Professionally, he is one of the first Program Managers at the Advanced Research Projects Agency for Health (ARPA-H), a new multibillion dollar U.S. agency that the President tasked with developing health programs “so bold no one else, not even the private sector, is willing to give them a chance.”
Prior, he was Global Chief Medical and Clinical Operating Officer for Babylon, the global end-to-end digital health care provider serving over a dozen countries and over 24 million people, with the mission of bringing “affordable and accessible health care to everyone on Earth.” He was a member of the senior leadership team taking the company public in 2021 and oversaw a team of 1500 in the company’s global operations in the United States, United Kingdom, and Rwanda with revenues exceeding $1B.

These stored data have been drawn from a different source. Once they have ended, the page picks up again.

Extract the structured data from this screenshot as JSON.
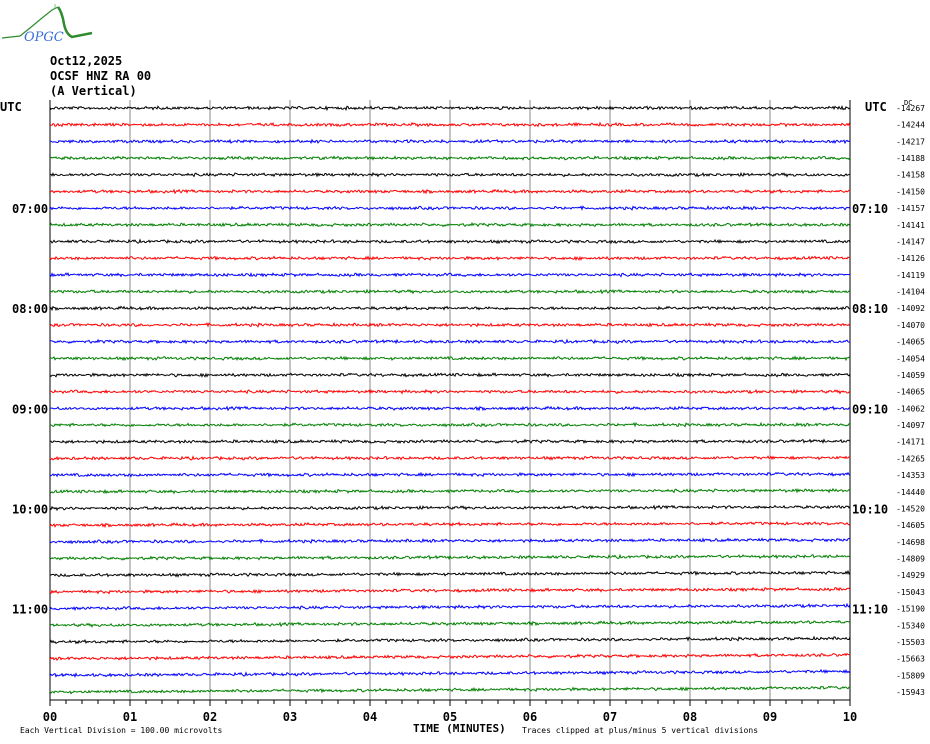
{
  "header": {
    "logo_text": "OPGC",
    "date": "Oct12,2025",
    "station": "OCSF HNZ RA 00",
    "component": "(A Vertical)"
  },
  "chart_data": {
    "type": "line",
    "title": "",
    "left_axis_label": "UTC",
    "right_axis_label": "UTC",
    "dc_label": "DC",
    "xlabel": "TIME (MINUTES)",
    "xlim": [
      0,
      10
    ],
    "x_ticks": [
      "00",
      "01",
      "02",
      "03",
      "04",
      "05",
      "06",
      "07",
      "08",
      "09",
      "10"
    ],
    "grid": true,
    "trace_colors": [
      "#000000",
      "#ff0000",
      "#0000ff",
      "#008000"
    ],
    "left_time_labels": [
      {
        "row": 6,
        "label": "07:00"
      },
      {
        "row": 12,
        "label": "08:00"
      },
      {
        "row": 18,
        "label": "09:00"
      },
      {
        "row": 24,
        "label": "10:00"
      },
      {
        "row": 30,
        "label": "11:00"
      }
    ],
    "right_time_labels": [
      {
        "row": 6,
        "label": "07:10"
      },
      {
        "row": 12,
        "label": "08:10"
      },
      {
        "row": 18,
        "label": "09:10"
      },
      {
        "row": 24,
        "label": "10:10"
      },
      {
        "row": 30,
        "label": "11:10"
      }
    ],
    "dc_offsets": [
      "-14267",
      "-14244",
      "-14217",
      "-14188",
      "-14158",
      "-14150",
      "-14157",
      "-14141",
      "-14147",
      "-14126",
      "-14119",
      "-14104",
      "-14092",
      "-14070",
      "-14065",
      "-14054",
      "-14059",
      "-14065",
      "-14062",
      "-14097",
      "-14171",
      "-14265",
      "-14353",
      "-14440",
      "-14520",
      "-14605",
      "-14698",
      "-14809",
      "-14929",
      "-15043",
      "-15190",
      "-15340",
      "-15503",
      "-15663",
      "-15809",
      "-15943"
    ],
    "footer_left": "Each Vertical Division =  100.00 microvolts",
    "footer_right": "Traces clipped at plus/minus 5 vertical divisions"
  }
}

He is the former Chief Medical Officer of UnitedHealthcare’s Medicare & Retirement, the largest U.S. commercial Medicare program with over $90B in annual revenue, where he directed major national clinical and affordability programs. Earlier, he was Chief Medical Officer at OptumLabs, the R&D hub of UnitedHealth Group, running a portfolio of industry-leading projects with dozens of academic, government, and industry partners.
Before then, he served in a senior role in the federal government, as the Director of Preventive and Population Health at the Center for Medicare and Medicaid Innovation, where he directed the development of large pilot programs aimed at improving the nation’s health care costs and quality. In this capacity, he was the architect of the Accountable Health Communities model, the Million Hearts Cardiovascular Risk Reduction model, and the Medicare Diabetes Prevention Program, impacting tens of millions of Medicare beneficiaries.

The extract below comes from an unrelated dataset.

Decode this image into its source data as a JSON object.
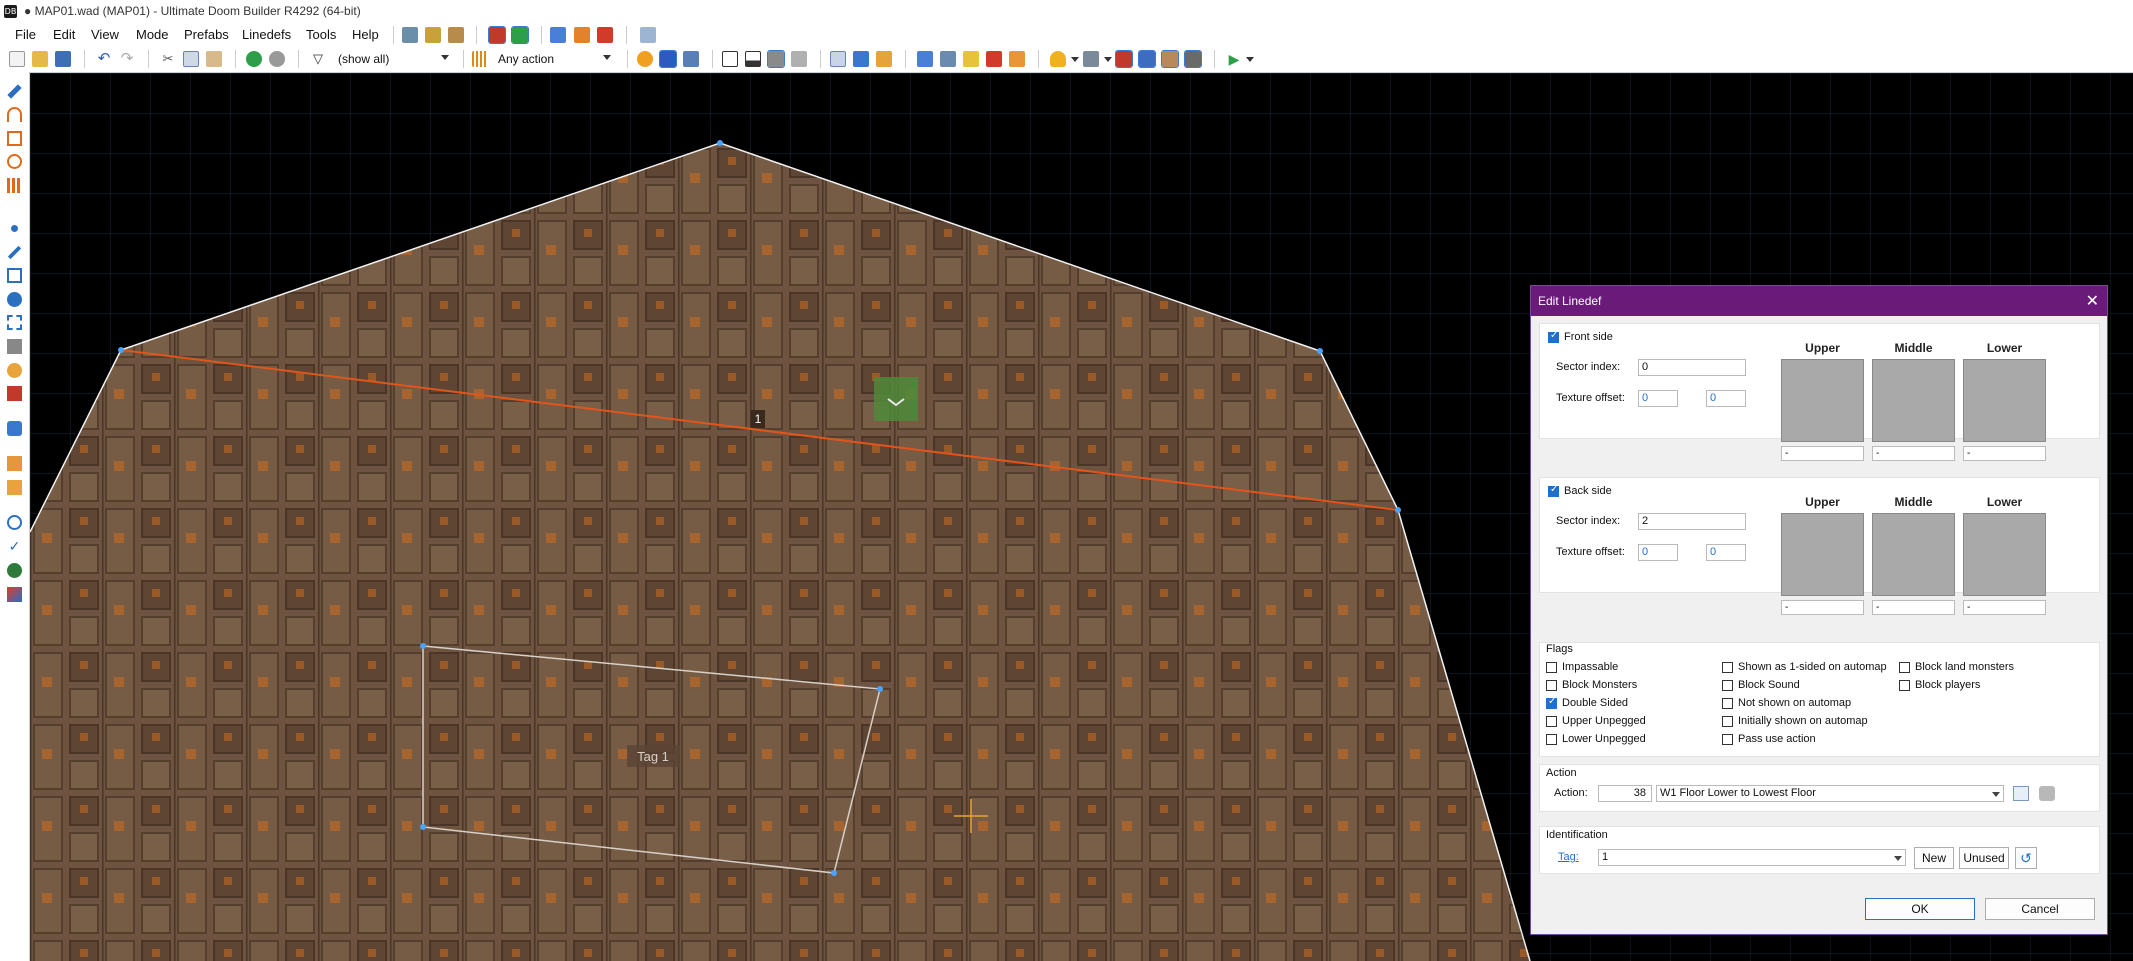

He was a fellow and managing director of the non-partisan Brookings Institution, and chief of pediatric cardiology at UMass Medical School (where he still sees patients). He’s an award-winning medical educator, has worked around the world and published dozens of scientific papers on topics ranging from the molecular biology of cell death to tuberculosis transmission in Peruvian slums.
A frequent guest on NBC’s Today and past commentator for NPR’s All Things Considered, Dr. Sanghavi was a columnist with Slate, the New York Times, Boston Globe, and Washington Post. His best-seller, A Map of the Child: A Pediatrician’s Tour of the Body, was named a best health book of the year by the Wall Street Journal. He previously worked as a U.S. Indian Health Service pediatrician on a Navajo reservation.
Educated at Harvard and Johns Hopkins, he completed his residency in pediatrics and fellowship in pediatric cardiology at Boston Children’s Hospital.